Nessuna sfiducia per Paolo Gentiloni. Anzi, il
contrario. L’ex premier stima molto il «suo» ministro degli Esteri ed è
stato lui a convincersi definitivamente, martedì scorso, che l’unico
presidente del Consiglio possibile era lui. Per abilità, per il rapporto
di lealtà che li lega e perché Gentiloni è in grado di mettere
d’accordo tutte le diverse anime del Pd. Quelle di maggioranza, ben si
intende, perché secondo Renzi la minoranza «sarà asfaltata dagli
elettori alle primarie per il segretario».
Sì, perché il nuovo
traguardo del leader del Pd sono le primarie, più che il Congresso, che,
comunque, pensa di vincere («Riuscite a immaginarvi — dice Renzi ai
collaboratori — un congresso in cui io finisco in minoranza contro
D’Alema?»).

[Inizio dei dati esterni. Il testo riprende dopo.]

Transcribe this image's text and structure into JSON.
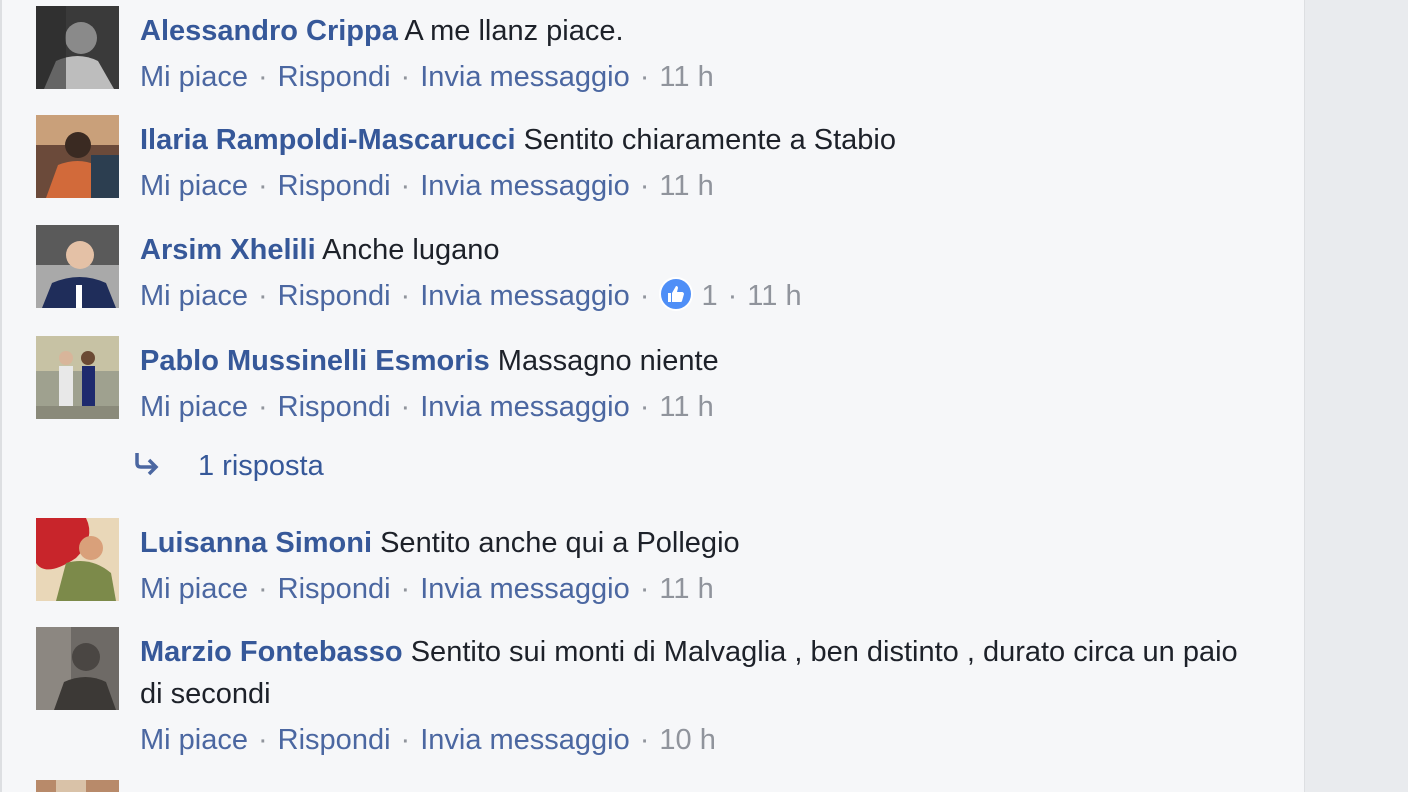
{
  "comments": [
    {
      "author": "Alessandro Crippa",
      "text": "A me llanz piace.",
      "time": "11 h",
      "likes": null
    },
    {
      "author": "Ilaria Rampoldi-Mascarucci",
      "text": "Sentito chiaramente a Stabio",
      "time": "11 h",
      "likes": null
    },
    {
      "author": "Arsim Xhelili",
      "text": "Anche lugano",
      "time": "11 h",
      "likes": "1"
    },
    {
      "author": "Pablo Mussinelli Esmoris",
      "text": "Massagno niente",
      "time": "11 h",
      "likes": null
    },
    {
      "author": "Luisanna Simoni",
      "text": "Sentito anche qui a Pollegio",
      "time": "11 h",
      "likes": null
    },
    {
      "author": "Marzio Fontebasso",
      "text": "Sentito sui monti di Malvaglia , ben distinto , durato circa un paio di secondi",
      "time": "10 h",
      "likes": null
    }
  ],
  "actions": {
    "like": "Mi piace",
    "reply": "Rispondi",
    "message": "Invia messaggio",
    "separator": "·"
  },
  "replies_link": "1 risposta",
  "colors": {
    "author": "#365899",
    "link": "#4b67a1",
    "meta": "#90949c",
    "like_badge": "#4f8ff7",
    "background": "#f6f7f9"
  },
  "icons": {
    "reply_arrow": "reply-arrow-icon",
    "like": "thumbs-up-icon"
  }
}
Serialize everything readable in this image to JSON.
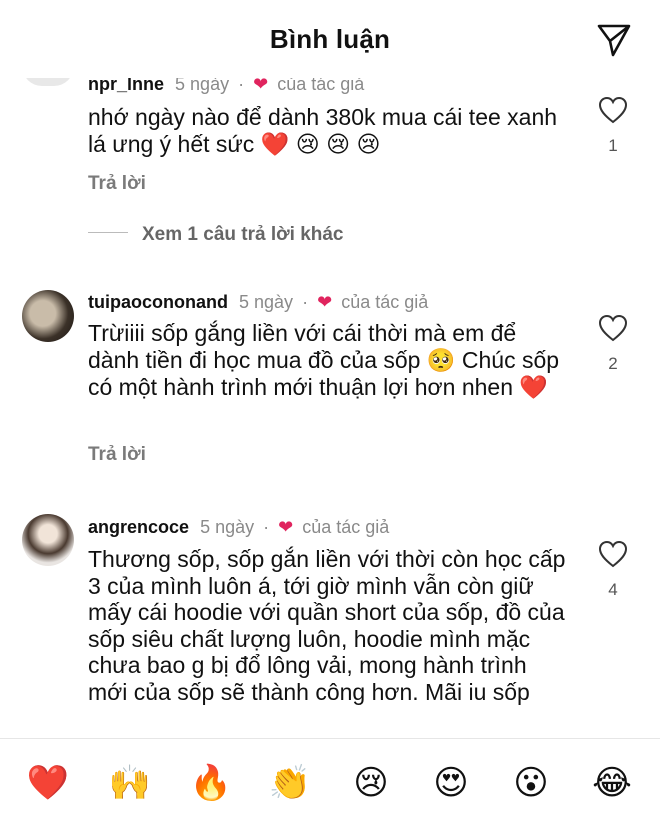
{
  "header": {
    "title": "Bình luận"
  },
  "comments": [
    {
      "username": "npr_lnne",
      "time": "5 ngày",
      "author_label": "của tác giả",
      "text": "nhớ ngày nào để dành 380k mua cái tee xanh lá ưng ý hết sức ❤️ 😢 😢 😢",
      "reply": "Trả lời",
      "likes": "1"
    },
    {
      "username": "tuipaocononand",
      "time": "5 ngày",
      "author_label": "của tác giả",
      "text": "Trừiiii sốp gắng liền với cái thời mà em để dành tiền đi học mua đồ của sốp 🥺 Chúc sốp có một hành trình mới thuận lợi hơn nhen ❤️",
      "reply": "Trả lời",
      "likes": "2"
    },
    {
      "username": "angrencoce",
      "time": "5 ngày",
      "author_label": "của tác giả",
      "text": "Thương sốp, sốp gắn liền với thời còn học cấp 3 của mình luôn á, tới giờ mình vẫn còn giữ mấy cái hoodie với quần short của sốp, đồ của sốp siêu chất lượng luôn, hoodie mình mặc chưa bao g bị đổ lông vải, mong hành trình mới của sốp sẽ thành công hơn. Mãi iu sốp",
      "likes": "4"
    }
  ],
  "more_replies": "Xem 1 câu trả lời khác",
  "emoji_bar": [
    "❤️",
    "🙌",
    "🔥",
    "👏",
    "😢",
    "😍",
    "😮",
    "😂"
  ]
}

A quell’appuntamento, spiega l’ex presidente del Consiglio
ai suoi, «devo prendere più di due milioni di voti». E solo dopo, forte
di quel consenso, che prevedibilmente otterrà a marzo, Renzi penserà a
come andare alle elezioni.
Ma quello delle primarie «è un
passaggio obbligato» per «riaffermare la leadership». A questo
proposito, il segretario non sembra temere i giochi che nel frattempo si
stanno aprendo nella sua maggioranza. Eppure sia Dario Franceschini che
Andrea Orlando lo stanno pressando per non andare alle elezioni. E non
solo, perché il ministro dei Beni culturali vorrebbe anche un posto in
più nel governo per la sua area. «Mi sembrano più forti sui giornali che
nell’elettorato», fa spallucce l’ex premier. Se Franceschini prende una
poltrona in più a lui non importa niente. È un altro il suo terreno di
battaglia e su quello non teme gli avversari interni di cui finora si è
scritto e detto. Tant’è vero che la stessa minoranza pd si ritrova
spiazzata. E non sa più quale candidato contrapporgli. Errani,
suggerisce qualcuno. Francesco Boccia si autocandida e va dicendo ai
bersaniani: «Allargherei il vostro campo all’area moderata e lettiana».
Ma qualcuno gli ricorda che ha già perso le primarie in Puglia con
Vendola. E nel frattempo, in realtà, c’è chi pensa di far scendere in
campo contro Renzi l’usato sicuro: Pier Luigi Bersani.